When a freshly prepared solution of $$FeSO_4$$ is mixed with $$NaNO_3$$ and then concentrated $$H_2SO_4$$ is allowed to flow down the side of the test-tube, the classic “brown-ring” test for nitrate ions is performed.
The brown ring appears exactly at the junction of the two layers because a brown coloured nitrosyl-iron(II) complex is formed.

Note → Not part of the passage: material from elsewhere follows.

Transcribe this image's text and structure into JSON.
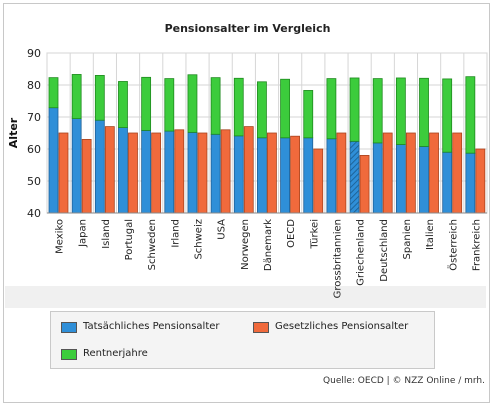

Step-1 Nitrate is reduced by $$Fe^{2+}$$ present in $$FeSO_4$$ to nitric oxide (NO):
$$\ce{NO_3^- + 3\,Fe^{2+} + 4\,H^+ \rightarrow 3\,Fe^{3+} + NO + 2\,H_2O}$$

Step-2 The freshly liberated NO immediately coordinates with the excess $$Fe^{2+}$$ still present in the lower layer (which is rich in $$FeSO_4$$) along with five water ligands to give the brown coloured complex:
$$\ce{[Fe(H_2O)_6]^{2+} + NO \;\;\longrightarrow\;\; [Fe(H_2O)_5(NO)]^{2+} + H_2O}$$

The coordination entity responsible for the colour is therefore
$$[Fe(NO)(H_2O)_5]^{2+}$$

Checking the given options:

• Option A $$[Fe(NO)_2(SO_4)_2]^{2-}$$ contains two NO ligands and sulphate ligands; such a species is not produced in the test.
• Option B $$[Fe(NO)_2(H_2O)_4]^{3+}$$ again has two NO ligands and the wrong charge.
• Option C $$[Fe(NO)_4(SO_4)_2]$$ is an unrealistically crowded tetranitrosyl species.
• Option D $$[Fe(NO)(H_2O)_5]^{2+}$$ matches the experimentally established composition of the brown-ring complex.

Hence, the brown ring is due to the formation of
Option D which is: $$[Fe(NO)(H_2O)_5]^{2+}$$.